Builds a random exploration (always selects random values, i.e. random() < 1 == True).

  • Returns: function the exploration function logic.

decay

decay(exploration_rate=0.15, decay_type='polynomial_decay', start_decay_at=0, stop_decay_at=1000000000.0, decay_rate=0.0, staircase=False, decay_steps=100000, min_exploration_rate=0)

Builds a decaying exploration.

Decay epsilon based on number of states and the decay_type.

  • Args:

    • exploration_rate: float or list of float. The initial value of the exploration rate.
    • decay_type: A decay function name defined in exploration_decay possible Values: exponential_decay, inverse_time_decay, natural_exp_decay, piecewise_constant, polynomial_decay.
    • start_decay_at: int. When to start the decay.
    • stop_decay_at: int. When to stop the decay.
    • decay_rate: A Python number. The decay rate.
    • staircase: Whether to apply decay in a discrete staircase, as opposed to continuous, fashion.
    • decay_steps: How often to apply decay.
    • min_exploration_rate: float. Don't decay below this number.
  • Returns: function the exploration logic operation.


random_decay

random_decay(num_actions=None, decay_type='polynomial_decay', start_decay_at=0, stop_decay_at=1000000000.0, decay_rate=0.0, staircase=False, decay_steps=10000, min_exploration_rate=0)

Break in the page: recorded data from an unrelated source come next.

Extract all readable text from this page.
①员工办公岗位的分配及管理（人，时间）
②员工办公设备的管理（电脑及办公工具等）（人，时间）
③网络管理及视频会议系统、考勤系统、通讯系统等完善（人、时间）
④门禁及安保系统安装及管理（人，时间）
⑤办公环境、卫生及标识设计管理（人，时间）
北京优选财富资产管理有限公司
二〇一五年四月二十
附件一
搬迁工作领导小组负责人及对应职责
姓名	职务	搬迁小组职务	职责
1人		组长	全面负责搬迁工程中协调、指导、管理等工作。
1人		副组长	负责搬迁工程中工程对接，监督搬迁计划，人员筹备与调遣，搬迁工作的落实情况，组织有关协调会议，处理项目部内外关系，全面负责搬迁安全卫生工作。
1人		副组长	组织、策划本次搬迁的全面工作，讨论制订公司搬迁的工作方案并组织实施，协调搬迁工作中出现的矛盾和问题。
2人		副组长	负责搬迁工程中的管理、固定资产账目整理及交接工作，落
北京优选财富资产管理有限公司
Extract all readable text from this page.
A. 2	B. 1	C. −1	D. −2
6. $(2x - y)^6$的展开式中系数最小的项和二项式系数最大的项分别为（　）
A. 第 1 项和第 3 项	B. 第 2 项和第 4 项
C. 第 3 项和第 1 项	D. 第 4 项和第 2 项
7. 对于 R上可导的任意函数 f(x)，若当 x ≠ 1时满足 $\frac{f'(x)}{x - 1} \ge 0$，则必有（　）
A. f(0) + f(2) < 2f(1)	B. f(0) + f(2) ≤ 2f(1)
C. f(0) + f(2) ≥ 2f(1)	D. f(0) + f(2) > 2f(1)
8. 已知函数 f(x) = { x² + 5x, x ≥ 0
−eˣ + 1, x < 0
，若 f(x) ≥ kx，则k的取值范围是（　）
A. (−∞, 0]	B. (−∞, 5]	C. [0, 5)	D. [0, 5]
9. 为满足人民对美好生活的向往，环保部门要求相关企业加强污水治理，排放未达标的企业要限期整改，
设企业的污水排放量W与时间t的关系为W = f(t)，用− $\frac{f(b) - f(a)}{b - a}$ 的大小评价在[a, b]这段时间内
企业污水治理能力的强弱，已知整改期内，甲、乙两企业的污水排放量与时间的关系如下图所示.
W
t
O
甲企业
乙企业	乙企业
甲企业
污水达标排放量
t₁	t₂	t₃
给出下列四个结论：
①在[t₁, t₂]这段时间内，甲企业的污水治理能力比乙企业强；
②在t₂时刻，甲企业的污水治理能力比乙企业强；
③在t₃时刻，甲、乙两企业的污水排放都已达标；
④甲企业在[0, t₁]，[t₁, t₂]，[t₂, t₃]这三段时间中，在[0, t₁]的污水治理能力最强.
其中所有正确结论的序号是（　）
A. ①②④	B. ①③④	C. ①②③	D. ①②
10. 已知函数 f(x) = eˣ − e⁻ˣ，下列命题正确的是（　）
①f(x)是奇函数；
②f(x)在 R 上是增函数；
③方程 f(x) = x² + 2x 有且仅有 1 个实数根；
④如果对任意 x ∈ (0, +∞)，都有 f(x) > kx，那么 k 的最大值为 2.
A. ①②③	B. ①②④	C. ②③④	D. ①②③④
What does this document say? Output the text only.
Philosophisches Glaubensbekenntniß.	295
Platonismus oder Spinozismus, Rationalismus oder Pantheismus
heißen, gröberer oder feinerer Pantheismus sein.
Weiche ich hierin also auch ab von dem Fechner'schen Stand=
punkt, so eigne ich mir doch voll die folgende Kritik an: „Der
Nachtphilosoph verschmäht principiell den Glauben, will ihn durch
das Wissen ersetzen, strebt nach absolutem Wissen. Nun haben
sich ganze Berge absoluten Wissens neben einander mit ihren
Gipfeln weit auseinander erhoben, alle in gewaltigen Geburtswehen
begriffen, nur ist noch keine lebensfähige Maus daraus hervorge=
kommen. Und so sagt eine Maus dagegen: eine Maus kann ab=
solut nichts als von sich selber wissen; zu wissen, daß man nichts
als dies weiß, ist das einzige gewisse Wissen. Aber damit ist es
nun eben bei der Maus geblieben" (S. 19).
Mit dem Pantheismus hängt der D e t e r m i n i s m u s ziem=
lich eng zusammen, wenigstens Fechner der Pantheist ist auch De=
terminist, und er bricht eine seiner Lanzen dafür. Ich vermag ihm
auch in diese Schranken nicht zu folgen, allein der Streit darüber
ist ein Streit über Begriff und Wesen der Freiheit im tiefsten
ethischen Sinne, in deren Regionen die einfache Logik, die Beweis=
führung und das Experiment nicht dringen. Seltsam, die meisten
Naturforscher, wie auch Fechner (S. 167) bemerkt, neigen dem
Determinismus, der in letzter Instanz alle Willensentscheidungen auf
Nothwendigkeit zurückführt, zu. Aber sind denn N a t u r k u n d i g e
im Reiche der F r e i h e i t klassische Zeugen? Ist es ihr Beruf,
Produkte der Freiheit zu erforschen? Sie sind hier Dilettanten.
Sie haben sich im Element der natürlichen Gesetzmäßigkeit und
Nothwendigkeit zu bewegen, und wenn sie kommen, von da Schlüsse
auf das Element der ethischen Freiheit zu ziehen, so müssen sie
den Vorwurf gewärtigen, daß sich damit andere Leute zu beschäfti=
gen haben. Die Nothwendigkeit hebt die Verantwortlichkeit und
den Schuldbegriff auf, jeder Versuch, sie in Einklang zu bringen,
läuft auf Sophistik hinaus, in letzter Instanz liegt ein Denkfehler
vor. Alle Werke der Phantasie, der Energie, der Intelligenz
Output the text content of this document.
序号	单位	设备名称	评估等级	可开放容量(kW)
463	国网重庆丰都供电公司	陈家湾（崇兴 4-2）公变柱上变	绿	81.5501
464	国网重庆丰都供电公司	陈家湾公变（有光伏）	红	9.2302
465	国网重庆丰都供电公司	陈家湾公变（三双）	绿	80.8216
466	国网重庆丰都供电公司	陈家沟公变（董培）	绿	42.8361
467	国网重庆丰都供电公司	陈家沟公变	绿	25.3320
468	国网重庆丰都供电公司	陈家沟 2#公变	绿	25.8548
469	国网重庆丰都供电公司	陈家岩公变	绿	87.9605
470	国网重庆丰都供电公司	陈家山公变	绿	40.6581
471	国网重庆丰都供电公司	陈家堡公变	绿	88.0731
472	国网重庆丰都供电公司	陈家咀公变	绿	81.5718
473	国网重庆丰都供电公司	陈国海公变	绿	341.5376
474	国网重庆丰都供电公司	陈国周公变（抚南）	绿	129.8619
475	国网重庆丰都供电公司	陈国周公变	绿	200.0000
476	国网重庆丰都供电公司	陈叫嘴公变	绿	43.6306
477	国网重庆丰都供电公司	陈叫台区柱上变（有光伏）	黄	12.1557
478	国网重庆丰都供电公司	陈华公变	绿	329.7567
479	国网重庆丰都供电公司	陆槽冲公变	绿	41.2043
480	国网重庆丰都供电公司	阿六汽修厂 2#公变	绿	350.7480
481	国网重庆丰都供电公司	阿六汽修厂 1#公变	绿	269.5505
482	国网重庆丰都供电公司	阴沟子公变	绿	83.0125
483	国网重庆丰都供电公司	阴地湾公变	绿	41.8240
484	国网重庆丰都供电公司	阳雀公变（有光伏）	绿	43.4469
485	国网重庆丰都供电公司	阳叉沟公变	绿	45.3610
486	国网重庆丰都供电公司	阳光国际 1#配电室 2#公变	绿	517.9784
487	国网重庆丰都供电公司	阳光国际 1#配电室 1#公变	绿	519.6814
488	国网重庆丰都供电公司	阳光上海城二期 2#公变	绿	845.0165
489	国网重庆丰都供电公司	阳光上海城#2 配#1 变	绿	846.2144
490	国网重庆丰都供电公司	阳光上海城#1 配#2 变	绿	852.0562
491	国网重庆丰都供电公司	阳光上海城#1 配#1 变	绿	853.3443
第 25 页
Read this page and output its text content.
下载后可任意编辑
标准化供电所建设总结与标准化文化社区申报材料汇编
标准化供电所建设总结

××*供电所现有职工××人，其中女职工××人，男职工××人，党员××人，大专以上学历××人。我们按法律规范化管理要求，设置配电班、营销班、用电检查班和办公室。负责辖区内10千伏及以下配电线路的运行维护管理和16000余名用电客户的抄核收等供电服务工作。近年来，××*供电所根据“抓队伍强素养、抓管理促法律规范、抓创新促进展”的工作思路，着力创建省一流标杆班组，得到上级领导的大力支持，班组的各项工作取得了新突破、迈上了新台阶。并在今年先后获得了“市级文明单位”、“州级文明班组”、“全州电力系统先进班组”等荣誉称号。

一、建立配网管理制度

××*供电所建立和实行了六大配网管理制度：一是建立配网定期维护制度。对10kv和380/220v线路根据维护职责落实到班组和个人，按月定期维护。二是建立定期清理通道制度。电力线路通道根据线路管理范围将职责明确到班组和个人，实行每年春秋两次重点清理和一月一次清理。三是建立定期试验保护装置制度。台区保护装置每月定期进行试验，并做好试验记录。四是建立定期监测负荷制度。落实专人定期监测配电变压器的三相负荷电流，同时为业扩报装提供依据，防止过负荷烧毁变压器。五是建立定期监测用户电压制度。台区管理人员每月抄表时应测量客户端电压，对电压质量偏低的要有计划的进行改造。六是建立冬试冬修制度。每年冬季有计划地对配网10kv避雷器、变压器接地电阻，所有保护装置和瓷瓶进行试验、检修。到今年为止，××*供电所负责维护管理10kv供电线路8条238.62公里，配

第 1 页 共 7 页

Builds a random decaying exploration.

Decay a random value based on number of states and the decay_type.

  • Args:

    • num_actions: int or None. If discrete num_action must be None.
    • decay_type: A decay function name defined in exploration_decay possible Values: exponential_decay, inverse_time_decay, natural_exp_decay, piecewise_constant, polynomial_decay.
    • start_decay_at: int. When to start the decay.
    • stop_decay_at: int. When to stop the decay.
    • decay_rate: A Python number. The decay rate.
    • staircase: Whether to apply decay in a discrete staircase, as opposed to continuous, fashion.
    • decay_steps: How often to apply decay.
    • min_exploration_rate: float. Don't decay below this number.
  • Returns: function the exploration logic operation.


ornsteinuhlenbeck_process

ornsteinuhlenbeck_process(num_actions, sigma=0.3, mu=0, theta=0.15)

Builds an exploration based on the Ornstein-Uhlenbeck process

The process adds time-correlated noise to the actions taken by the deterministic policy. The OU process satisfies the following stochastic differential equation: dxt = theta*(mu - xt)*dt + sigma*dWt, where Wt denotes the Wiener process.